Die ersten Testergebnisse wurden nun von Projektleiter RWE Innogy vorgestellt und stimmen durchaus optimistisch: So ist das Vibrieren nicht nur bis zu 10 Mal schneller als das Hämmern, sondern auch viel leiser – was gerade offshore ein wichtiges Kriterium ist, um die sensible Umwelt nicht übermäßig zu gefährden.
Neben RWE Innogy gehören dem Konsortium Unternehmen wie DONG Energy, Vattenfall, EnBW, E.ON und Bilfinger Offshore an. Gefördert wurde das Projekt vom Carbon Trust Offshore Wind Accelerator, einem weltweit führenden Forschungs- und Entwicklungsprogramm zur Reduzierung der Kosten der Offshore-Windenergie. Diverse Institutionen und Forschungsanstalten sowie weitere Unternehmen trugen ebenfalls ihren Teil bei: So wurden die verwendeten Testpfähle von Steelwind Nordenham geliefert, während PVE Dieseko den Vibrator und IHC den Hydrohammer herstellten. Dass sich so viele Unternehmen für ein Forschungsprojekt zusammengeschlossen haben, kann durchaus als Glücksfall betrachtet werden und zeigt laut Jan Matthiessen, Director Innovation beim Carbon Trust, „was durch eine gute Zusammenarbeit in der Industrie erreicht werden kann“. Die Suche nach Möglichkeiten zur Kostensenkung in der Offshore-Industrie ist also auch weiterhin in vollem Gange.
Die Möglichkeit, Pfähle zu vibrieren statt zu rammen, wird in der Bauindustrie bereits häufig in Städten eingesetzt, weshalb bekannt ist, dass Pfähle auf diese Art schneller, geräusch- und ermüdungsärmer installiert werden können. Für das Offshore-Projekt stand daher die Fragestellung im Mittelpunkt, ob voll einvibrierte Pfähle genauso standfest wie gerammte Pfähle sind. Vor allem die laterale Standfestigkeit, d.h. die seitliche Belastung, war von Interesse, da diese durch die konstante Meeresströmung eine besonders große Rolle spielt.
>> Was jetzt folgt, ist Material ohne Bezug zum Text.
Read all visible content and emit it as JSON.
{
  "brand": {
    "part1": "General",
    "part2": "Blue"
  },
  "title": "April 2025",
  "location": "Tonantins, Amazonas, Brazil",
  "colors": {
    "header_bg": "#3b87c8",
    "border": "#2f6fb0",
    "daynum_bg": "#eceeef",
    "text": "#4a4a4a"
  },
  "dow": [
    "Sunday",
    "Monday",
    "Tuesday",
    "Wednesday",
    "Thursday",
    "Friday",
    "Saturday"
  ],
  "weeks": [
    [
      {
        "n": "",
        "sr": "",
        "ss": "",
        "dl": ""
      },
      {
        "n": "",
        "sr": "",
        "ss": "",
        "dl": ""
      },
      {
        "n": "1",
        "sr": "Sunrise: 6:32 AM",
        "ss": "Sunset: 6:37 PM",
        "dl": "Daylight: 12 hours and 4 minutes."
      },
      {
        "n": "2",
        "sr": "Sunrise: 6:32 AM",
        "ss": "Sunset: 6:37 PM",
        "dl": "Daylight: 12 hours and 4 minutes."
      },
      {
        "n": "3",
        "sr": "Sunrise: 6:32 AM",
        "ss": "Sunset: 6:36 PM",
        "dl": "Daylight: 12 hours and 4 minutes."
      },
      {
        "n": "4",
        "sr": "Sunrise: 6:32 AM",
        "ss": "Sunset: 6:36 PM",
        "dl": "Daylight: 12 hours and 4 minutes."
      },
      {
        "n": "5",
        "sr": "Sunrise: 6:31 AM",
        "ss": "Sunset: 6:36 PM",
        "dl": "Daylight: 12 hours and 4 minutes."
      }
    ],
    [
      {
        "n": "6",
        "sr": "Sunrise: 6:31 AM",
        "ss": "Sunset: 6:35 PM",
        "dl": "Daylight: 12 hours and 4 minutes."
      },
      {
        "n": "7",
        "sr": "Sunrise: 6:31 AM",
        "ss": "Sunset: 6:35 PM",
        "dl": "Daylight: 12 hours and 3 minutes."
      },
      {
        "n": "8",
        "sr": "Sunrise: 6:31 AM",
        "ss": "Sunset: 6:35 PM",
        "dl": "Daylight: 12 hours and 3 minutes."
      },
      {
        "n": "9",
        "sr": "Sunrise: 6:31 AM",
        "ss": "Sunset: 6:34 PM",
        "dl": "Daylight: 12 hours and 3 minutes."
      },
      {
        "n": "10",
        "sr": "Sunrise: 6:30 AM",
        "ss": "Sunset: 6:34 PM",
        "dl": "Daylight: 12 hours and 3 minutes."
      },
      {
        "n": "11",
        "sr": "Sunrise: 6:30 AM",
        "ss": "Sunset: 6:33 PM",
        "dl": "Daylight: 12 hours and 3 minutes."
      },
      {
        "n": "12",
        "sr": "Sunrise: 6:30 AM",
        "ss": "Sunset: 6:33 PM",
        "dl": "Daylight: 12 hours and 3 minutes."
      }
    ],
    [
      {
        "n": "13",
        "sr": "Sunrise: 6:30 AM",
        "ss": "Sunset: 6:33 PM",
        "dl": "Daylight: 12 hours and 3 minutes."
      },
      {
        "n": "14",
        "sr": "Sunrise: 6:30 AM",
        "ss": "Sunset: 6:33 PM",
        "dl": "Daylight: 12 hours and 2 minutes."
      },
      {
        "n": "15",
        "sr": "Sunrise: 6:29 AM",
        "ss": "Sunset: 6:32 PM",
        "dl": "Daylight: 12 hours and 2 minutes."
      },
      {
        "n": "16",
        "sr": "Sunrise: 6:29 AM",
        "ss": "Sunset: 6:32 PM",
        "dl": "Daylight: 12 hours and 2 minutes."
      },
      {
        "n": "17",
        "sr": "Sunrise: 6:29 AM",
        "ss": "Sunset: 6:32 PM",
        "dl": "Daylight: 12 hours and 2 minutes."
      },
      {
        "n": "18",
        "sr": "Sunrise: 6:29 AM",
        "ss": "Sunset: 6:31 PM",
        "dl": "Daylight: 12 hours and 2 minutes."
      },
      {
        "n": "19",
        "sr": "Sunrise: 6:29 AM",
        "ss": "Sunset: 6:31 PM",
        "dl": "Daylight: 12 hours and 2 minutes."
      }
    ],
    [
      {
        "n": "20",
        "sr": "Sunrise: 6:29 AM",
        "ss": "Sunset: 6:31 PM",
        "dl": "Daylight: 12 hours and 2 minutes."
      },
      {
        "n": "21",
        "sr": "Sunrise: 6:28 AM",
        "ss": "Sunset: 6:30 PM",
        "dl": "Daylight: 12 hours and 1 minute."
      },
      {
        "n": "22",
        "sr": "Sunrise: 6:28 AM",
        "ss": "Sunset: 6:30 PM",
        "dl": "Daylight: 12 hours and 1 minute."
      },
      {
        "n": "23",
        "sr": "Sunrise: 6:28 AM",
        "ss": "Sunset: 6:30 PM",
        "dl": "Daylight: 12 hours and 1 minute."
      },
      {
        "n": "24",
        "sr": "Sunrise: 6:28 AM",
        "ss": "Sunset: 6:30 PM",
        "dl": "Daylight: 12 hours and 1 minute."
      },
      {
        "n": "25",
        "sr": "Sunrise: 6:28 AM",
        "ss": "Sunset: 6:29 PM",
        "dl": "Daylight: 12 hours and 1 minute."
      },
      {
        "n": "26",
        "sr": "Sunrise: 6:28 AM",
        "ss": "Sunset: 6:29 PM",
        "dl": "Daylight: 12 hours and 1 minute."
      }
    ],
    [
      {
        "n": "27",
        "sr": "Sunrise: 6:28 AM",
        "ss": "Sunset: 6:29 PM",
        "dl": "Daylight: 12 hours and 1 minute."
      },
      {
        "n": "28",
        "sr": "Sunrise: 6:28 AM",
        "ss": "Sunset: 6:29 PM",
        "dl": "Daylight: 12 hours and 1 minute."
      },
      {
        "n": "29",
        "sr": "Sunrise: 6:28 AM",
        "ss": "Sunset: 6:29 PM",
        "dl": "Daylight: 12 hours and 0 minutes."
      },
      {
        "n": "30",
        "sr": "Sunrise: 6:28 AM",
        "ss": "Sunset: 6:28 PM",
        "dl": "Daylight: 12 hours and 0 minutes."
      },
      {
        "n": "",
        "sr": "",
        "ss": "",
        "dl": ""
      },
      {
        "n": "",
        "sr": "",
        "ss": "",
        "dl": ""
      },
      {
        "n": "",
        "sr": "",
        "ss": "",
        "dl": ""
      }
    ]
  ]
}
Schlagrammen (Foto: RWE Innogy)
Um das Verfahren zu testen, wurde zunächst nach einem geeigneten Standort onshore gesucht. Erste Überlegungen, ein Testgelände in der Nähe der Bundesanstalt für Materialforschung und -prüfung (BAM) in Berlin zu finden, wurden aufgrund der Pfahlgröße schnell wieder verworfen, da man die Pfähle schlichtweg nicht dorthin hätte transportieren können. So fiel die Wahl schließlich auf eine Sandgrube in Altenwalde nahe Cuxhaven, wo man perfekte Testeigenschaften vorfand: Der Boden vor Ort ist bedingt durch einen hohen Grundwasserspiegel wassergesättigt und ähnelt in der Sanddichte dem Nordseeboden.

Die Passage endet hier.